Steven Spielberg has filmed a probably completely fabricated “true” story with Leonardo DiCaprio, but at least it’s really good

Steven Spielberg has filmed a probably completely fabricated true story

Leonardo DiCaprio has been in front of the camera for many master directors throughout his career. That includes Steven Spielberg, who co-directed the entertaining crime comedy Catch Me If You Can with the star. The film will be shown on TV on Sunday evening. The story of a con artist who is being hunted by the FBI based on a true story. However, according to more recent reports, the real background should not have been quite as true.

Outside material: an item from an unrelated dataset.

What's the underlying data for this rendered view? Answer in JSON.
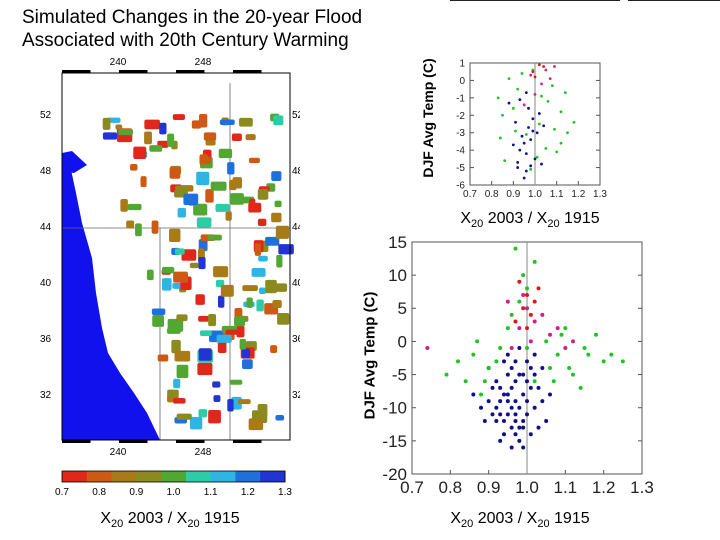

Research questions true story of Spielberg Kracher

Spielberg’s film is based on the autobiography of imposter and check fraudster Frank Abagnale Jr., who after a brief stint in the 1970s worked for the FBI in their check fraud division. In Catch Me If You Can we see how he got there, using forged documents to pose as a pilot and a doctor, among other things. Tom Hanks plays Carl Hanratty, an FBI agent who is on the hunt for Abagnale.

According to the New York Post, multiple sources and research reports question the credibility of Abagnale’s past. While Hank’s FBI agents didn’t actually exist, they are supposed to numerous details from the story inconsistencies and errors contain.

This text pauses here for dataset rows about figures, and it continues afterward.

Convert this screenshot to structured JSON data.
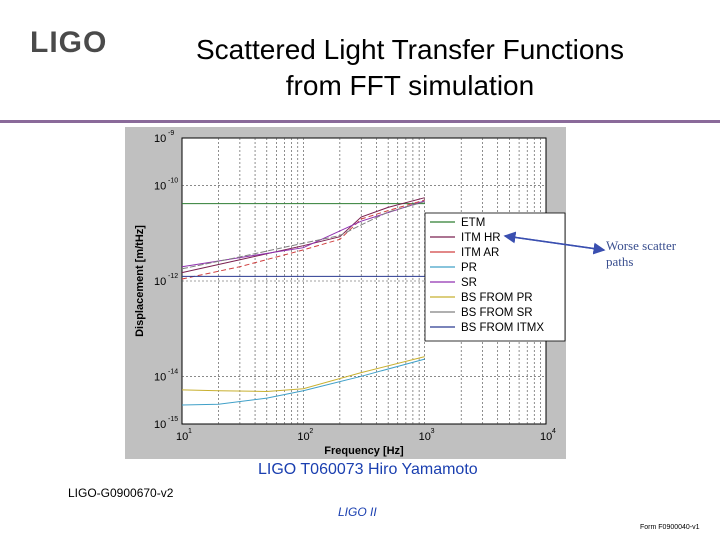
{
  "logo": "LIGO",
  "title_line1": "Scattered Light Transfer Functions",
  "title_line2": "from FFT simulation",
  "annotation_line1": "Worse scatter",
  "annotation_line2": "paths",
  "credit": "LIGO T060073 Hiro Yamamoto",
  "doc_id": "LIGO-G0900670-v2",
  "footer": "LIGO II",
  "form": "Form F0900040-v1",
  "colors": {
    "ETM": "#2e7d32",
    "ITM HR": "#7a2050",
    "ITM AR": "#d04040",
    "PR": "#40a0c8",
    "SR": "#9030b0",
    "BS FROM PR": "#c8b030",
    "BS FROM SR": "#808080",
    "BS FROM ITMX": "#2a3a90",
    "arrow": "#3a4fb0"
  },
  "chart_data": {
    "type": "line",
    "xlabel": "Frequency [Hz]",
    "ylabel": "Displacement [m/tHz]",
    "xscale": "log",
    "yscale": "log",
    "xlim": [
      10,
      10000
    ],
    "ylim": [
      1e-15,
      1e-09
    ],
    "x_ticks": [
      {
        "base": "10",
        "exp": "1",
        "value": 10
      },
      {
        "base": "10",
        "exp": "2",
        "value": 100
      },
      {
        "base": "10",
        "exp": "3",
        "value": 1000
      },
      {
        "base": "10",
        "exp": "4",
        "value": 10000
      }
    ],
    "y_ticks": [
      {
        "base": "10",
        "exp": "-9",
        "value": 1e-09
      },
      {
        "base": "10",
        "exp": "-10",
        "value": 1e-10
      },
      {
        "base": "10",
        "exp": "-12",
        "value": 1e-12
      },
      {
        "base": "10",
        "exp": "-14",
        "value": 1e-14
      },
      {
        "base": "10",
        "exp": "-15",
        "value": 1e-15
      }
    ],
    "grid": true,
    "legend_position": "right",
    "series": [
      {
        "name": "ETM",
        "x": [
          10,
          1000
        ],
        "y": [
          4.2e-11,
          4.2e-11
        ]
      },
      {
        "name": "ITM HR",
        "x": [
          10,
          30,
          100,
          200,
          300,
          500,
          1000
        ],
        "y": [
          1.5e-12,
          2.8e-12,
          5.5e-12,
          8.5e-12,
          2.2e-11,
          3.5e-11,
          5.6e-11
        ]
      },
      {
        "name": "ITM AR",
        "x": [
          10,
          30,
          100,
          200,
          300,
          500,
          1000
        ],
        "y": [
          1.1e-12,
          2e-12,
          4.5e-12,
          7.5e-12,
          2e-11,
          3e-11,
          5e-11
        ]
      },
      {
        "name": "PR",
        "x": [
          10,
          20,
          50,
          100,
          300,
          1000
        ],
        "y": [
          2.5e-15,
          2.6e-15,
          3.5e-15,
          5e-15,
          1e-14,
          2.3e-14
        ]
      },
      {
        "name": "SR",
        "x": [
          10,
          100,
          300,
          1000
        ],
        "y": [
          2e-12,
          5e-12,
          1.8e-11,
          4.8e-11
        ]
      },
      {
        "name": "BS FROM PR",
        "x": [
          10,
          20,
          50,
          100,
          300,
          1000
        ],
        "y": [
          5.2e-15,
          5e-15,
          4.8e-15,
          5.5e-15,
          1.2e-14,
          2.6e-14
        ]
      },
      {
        "name": "BS FROM SR",
        "x": [
          10,
          30,
          100,
          200,
          300,
          500,
          1000
        ],
        "y": [
          1.8e-12,
          3.2e-12,
          6.2e-12,
          9e-12,
          1.5e-11,
          2.8e-11,
          4.6e-11
        ]
      },
      {
        "name": "BS FROM ITMX",
        "x": [
          10,
          1000
        ],
        "y": [
          1.25e-12,
          1.25e-12
        ]
      }
    ]
  }
}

Among other things, his supposed position as a night-shift pediatrician at Cobb General Hospital would never have existed, as it didn’t even exist at the time of Abagnale’s story.

His prison break from an asylum in Atlanta that Spielberg does not show in his film also invented must have been, because Abagnale was never an inmate there. The number of forged checks (17,000 between the ages of 16 and 21) is also extremely unrealistic, since he was mostly in prison at the time.

When is Catch Me If You Can on TV?

Spielberg’s film, starring Leonardo DiCaprio and Tom Hanks, is underway Sunday at 8:15 p.m. on RTL II.